Che fare, oggi, contro l’isis ? Come difendersi ?
Nel tentativo di portare un contributo alla soluzione del problema del quale Cancellerie e servizi segreti di mezzo mondo non riescono a trovare uno straccio di accordo che funzioni, occorrerebbe, per prima cosa, considerare che il cosiddetto stato islamico si considera in guerra contro gli “infedeli” dell’ l’intero pianeta, in particolare dell’occidente. E quindi guerra ad oltranza, soprattutto contro gli islamiti che non la pensano come loro e che, a ben guardare, sono le principali vittime del loro ossessivo fanatismo.
Ciò detto occorrerebbe a questo punto andare a ritroso del tempo, a cominciare dagli anni ‘70 e storicizzare – a titolo di esempio – l’oscuro periodo che vide come protagonisti la Baader-Meinhof della Armee Fraktion in Germania, sino ad arrivare alle nostre Brigate Rosse.

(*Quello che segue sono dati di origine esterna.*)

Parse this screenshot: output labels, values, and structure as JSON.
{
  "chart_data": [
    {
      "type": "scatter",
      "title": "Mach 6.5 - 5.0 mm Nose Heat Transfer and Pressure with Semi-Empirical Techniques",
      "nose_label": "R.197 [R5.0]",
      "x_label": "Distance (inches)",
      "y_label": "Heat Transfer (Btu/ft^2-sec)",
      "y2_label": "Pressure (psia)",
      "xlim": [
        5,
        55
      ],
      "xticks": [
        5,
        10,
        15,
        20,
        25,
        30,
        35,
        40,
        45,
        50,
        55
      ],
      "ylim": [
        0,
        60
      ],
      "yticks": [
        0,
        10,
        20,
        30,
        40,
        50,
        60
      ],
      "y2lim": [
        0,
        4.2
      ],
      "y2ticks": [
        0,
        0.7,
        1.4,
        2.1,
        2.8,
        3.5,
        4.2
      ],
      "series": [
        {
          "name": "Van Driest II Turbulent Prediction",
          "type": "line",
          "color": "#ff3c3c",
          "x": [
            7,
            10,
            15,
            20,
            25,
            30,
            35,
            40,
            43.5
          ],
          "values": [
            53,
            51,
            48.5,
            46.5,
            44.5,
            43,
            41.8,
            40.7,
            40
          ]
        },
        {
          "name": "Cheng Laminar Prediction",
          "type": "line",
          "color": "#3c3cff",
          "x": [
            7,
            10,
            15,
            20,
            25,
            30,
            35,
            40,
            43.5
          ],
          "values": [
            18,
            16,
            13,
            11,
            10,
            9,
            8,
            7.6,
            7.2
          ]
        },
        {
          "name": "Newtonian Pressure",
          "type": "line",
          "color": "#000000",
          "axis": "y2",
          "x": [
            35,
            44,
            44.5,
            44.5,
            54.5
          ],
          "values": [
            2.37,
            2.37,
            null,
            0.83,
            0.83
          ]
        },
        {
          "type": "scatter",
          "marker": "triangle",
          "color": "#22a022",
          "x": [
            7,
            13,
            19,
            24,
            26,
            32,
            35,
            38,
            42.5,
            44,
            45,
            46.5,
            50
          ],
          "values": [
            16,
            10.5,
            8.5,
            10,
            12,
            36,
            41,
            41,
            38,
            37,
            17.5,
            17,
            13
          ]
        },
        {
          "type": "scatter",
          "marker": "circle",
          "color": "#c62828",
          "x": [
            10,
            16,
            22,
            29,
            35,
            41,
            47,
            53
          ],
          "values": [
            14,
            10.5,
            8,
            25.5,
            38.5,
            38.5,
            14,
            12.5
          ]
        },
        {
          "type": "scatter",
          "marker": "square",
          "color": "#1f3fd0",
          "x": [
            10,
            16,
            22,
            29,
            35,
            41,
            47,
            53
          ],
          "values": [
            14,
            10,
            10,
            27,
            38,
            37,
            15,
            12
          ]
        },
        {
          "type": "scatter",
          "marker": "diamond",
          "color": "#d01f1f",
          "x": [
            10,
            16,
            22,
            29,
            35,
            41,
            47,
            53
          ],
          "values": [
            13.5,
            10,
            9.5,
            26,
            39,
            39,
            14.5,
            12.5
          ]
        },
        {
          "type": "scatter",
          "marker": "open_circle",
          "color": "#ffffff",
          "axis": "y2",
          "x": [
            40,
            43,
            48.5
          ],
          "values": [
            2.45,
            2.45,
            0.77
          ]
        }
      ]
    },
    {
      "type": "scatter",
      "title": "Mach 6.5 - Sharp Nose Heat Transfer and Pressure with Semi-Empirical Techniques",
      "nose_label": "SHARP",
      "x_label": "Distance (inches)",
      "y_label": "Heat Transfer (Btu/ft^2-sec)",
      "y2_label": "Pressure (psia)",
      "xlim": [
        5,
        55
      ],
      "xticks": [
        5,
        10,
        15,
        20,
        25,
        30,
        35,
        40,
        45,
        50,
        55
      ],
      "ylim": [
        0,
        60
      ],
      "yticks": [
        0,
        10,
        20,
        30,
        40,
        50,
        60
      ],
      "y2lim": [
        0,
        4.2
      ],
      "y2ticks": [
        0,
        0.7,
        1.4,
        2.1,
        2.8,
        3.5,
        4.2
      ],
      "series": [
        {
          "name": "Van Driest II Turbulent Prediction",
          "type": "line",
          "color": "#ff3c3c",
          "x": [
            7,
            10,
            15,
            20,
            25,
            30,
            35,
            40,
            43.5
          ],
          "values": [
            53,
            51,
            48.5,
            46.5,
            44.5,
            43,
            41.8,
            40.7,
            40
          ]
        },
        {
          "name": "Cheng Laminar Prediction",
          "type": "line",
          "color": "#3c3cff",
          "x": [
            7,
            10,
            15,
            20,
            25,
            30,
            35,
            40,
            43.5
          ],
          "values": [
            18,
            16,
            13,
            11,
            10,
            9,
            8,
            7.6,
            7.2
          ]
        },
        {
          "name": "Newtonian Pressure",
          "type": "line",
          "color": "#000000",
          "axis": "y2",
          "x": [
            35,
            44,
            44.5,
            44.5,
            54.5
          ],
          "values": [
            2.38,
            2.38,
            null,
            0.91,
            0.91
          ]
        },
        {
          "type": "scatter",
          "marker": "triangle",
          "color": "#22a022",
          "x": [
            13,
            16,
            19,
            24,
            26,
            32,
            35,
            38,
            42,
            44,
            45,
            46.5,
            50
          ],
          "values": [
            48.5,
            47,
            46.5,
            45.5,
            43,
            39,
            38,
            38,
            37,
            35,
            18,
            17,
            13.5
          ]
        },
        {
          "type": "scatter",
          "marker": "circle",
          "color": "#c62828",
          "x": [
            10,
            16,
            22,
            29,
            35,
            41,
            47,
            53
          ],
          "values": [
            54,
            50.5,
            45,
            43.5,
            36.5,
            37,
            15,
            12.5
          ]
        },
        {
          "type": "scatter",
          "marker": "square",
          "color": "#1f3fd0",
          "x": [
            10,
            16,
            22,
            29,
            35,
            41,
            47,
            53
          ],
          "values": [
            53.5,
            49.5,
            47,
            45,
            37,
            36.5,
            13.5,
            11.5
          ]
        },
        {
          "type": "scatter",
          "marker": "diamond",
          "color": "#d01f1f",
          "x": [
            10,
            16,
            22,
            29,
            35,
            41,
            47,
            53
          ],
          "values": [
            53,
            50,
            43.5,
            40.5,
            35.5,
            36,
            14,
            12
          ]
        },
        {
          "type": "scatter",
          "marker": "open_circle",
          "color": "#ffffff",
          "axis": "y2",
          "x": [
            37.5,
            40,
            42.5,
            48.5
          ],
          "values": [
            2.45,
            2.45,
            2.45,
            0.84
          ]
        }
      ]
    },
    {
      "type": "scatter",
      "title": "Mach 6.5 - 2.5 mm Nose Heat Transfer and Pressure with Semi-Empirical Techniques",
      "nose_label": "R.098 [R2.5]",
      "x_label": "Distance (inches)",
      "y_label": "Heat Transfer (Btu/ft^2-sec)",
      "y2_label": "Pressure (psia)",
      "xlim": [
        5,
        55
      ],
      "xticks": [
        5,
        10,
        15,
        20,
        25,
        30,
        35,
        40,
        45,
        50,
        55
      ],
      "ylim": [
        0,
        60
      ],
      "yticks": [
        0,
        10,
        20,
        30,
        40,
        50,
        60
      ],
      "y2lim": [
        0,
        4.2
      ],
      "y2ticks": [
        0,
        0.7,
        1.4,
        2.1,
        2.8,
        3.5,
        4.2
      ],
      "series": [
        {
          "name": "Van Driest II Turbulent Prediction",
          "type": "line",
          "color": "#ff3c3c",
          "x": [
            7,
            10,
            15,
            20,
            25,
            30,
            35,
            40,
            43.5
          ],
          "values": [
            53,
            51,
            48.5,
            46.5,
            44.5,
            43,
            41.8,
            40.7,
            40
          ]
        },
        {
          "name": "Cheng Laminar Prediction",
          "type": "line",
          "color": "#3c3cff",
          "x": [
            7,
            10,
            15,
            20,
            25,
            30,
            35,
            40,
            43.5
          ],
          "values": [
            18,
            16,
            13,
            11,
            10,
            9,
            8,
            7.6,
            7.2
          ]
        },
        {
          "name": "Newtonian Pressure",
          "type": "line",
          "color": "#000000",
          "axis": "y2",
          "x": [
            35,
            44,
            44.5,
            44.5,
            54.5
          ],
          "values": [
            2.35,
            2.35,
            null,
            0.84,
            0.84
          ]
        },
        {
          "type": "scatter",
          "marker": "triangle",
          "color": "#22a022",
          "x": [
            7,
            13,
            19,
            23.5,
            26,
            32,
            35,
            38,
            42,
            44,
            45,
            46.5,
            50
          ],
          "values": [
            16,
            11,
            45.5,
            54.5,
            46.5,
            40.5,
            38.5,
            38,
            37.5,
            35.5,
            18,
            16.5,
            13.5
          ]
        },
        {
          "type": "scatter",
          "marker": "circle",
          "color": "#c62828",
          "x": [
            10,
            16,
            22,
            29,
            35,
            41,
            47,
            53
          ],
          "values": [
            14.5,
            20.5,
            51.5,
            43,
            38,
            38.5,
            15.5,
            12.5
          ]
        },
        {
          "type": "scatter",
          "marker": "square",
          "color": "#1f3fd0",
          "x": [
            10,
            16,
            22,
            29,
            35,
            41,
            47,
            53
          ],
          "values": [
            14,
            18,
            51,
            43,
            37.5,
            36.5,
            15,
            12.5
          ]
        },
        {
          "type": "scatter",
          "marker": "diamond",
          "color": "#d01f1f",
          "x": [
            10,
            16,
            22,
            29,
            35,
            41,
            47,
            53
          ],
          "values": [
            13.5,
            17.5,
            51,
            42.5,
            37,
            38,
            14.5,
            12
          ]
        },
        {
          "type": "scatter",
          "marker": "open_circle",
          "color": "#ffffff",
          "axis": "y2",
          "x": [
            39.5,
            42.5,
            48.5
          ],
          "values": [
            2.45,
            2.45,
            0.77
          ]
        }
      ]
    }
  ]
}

Entrambe furono sconfitte nei modi tradizionali, ma soprattutto grazie al loro mancato radicamento con la classe operaia da loro invano ricercato e mai trovato.
Il problema che oggi si pone è, però, diverso e punta in maniera diretta non alla “differenza” delle classi sociali, bensì alla “differenza” religiosa di gran lunga più insidiosa e pericolosa, in particolar modo nel mondo della emarginazione giovanile islamita in buona parte ignorato dalle classi dirigenti europee. A tutto questo si aggiunge, oggi, il risvegliarsi di un razzismo di ritorno negli Usa, anch’ esso sicuramente manovrato dal Califfo Al-Baghdadi, per non parlare di ciò che sta accadendo nella Turchia mussulmana di Erdogan. E quindi, giunti a questo punto, ci si deve considerare in guerra, come dice Francoise Hollande, oppure no ? Secondo me lo siamo e quindi occorrerà prepararci ad affrontarla in maniera del tutto particolare ed impedire, principalmente, l’azione indiscriminata dei vari gruppi e sotto-gruppi che hanno commesso le stragi di questi ultimi tempi.
Un possibile deterrente che potrebbe rivelarsi utile sarebbe – secondo me – quello di rispedire al loro Paese di origine, indipendentemente dalla loro nazionalità eventualmente acquisita, tutte le famiglie dei terroristi suicidi. In questo modo il candidato suicida saprebbe anzitempo del grave nocumento che produrrebbe la sua morte e potrebbe pensarci molto bene prima di farsi esplodere o commettere qualsiasi altro tipo di strage. Risulta chiaro che una siffatta operazione si scontrerebbe platealmente con le regole di uno stato di diritto, ma risparmierebbe molte vite del tutto innocenti….
Ricordo, in proposito, che alla fine degli anni ’70, l’ On.le Ugo La Malfa, si permise, in Parlamento, di proporre il ripristino della pena di morte prevista dal Codice Militare avendo le B.R. dichiarato guerra allo Stato Italiano dopo aver ucciso l’On.le Aldo Moro, nonché decine e decine di Magistrati, Carabinieri e Forze dell’Ordine in generale.
La proposta venne, però, a mio parere, vigliaccamente respinta.
Ricordo, altresì, che dopo Pearl Harbor, gli USA di Franklin Delano Roosevelt “ci misero un niente” ad internare 110.000 cittadini di etnia giapponese di nazionalità americana, in veri e propri campi di concentramento sparsi sul suo territorio.
Sarà pure vero che niente è più corrivo della passione politica derivante particolarmente dalle differenze religiose, ma resto sempre più convinto che la mia proposta – contributo, potrebbe quantomeno limitare il numero degli aspiranti suicidi. Il problema vero, secondo me, rimane quello di promulgare o regolamentare (non sono, ovviamente, un giurista) una norma che lo permetta, avuto riguardo del fenomeno che, a mio parere, è destinato a crescere, non certo a regredire. Indugi o esitazioni ci potrebbero costare molto cari né ci possiamo illudere che solo la nostra “bella Italia” possa essere risparmiata dal pseudo Califfo Al Baghdadi. A mio modestissimo parere, il “Califfo” ci considera come una sorta di trampolino di lancio, di retrofronte logistico che – come tale – deve essere lasciato, per ora, in pace onde poter lentamente destabilizzare il cuore del mondo occidentale, ovvero l’intera Europa, Italia compresa.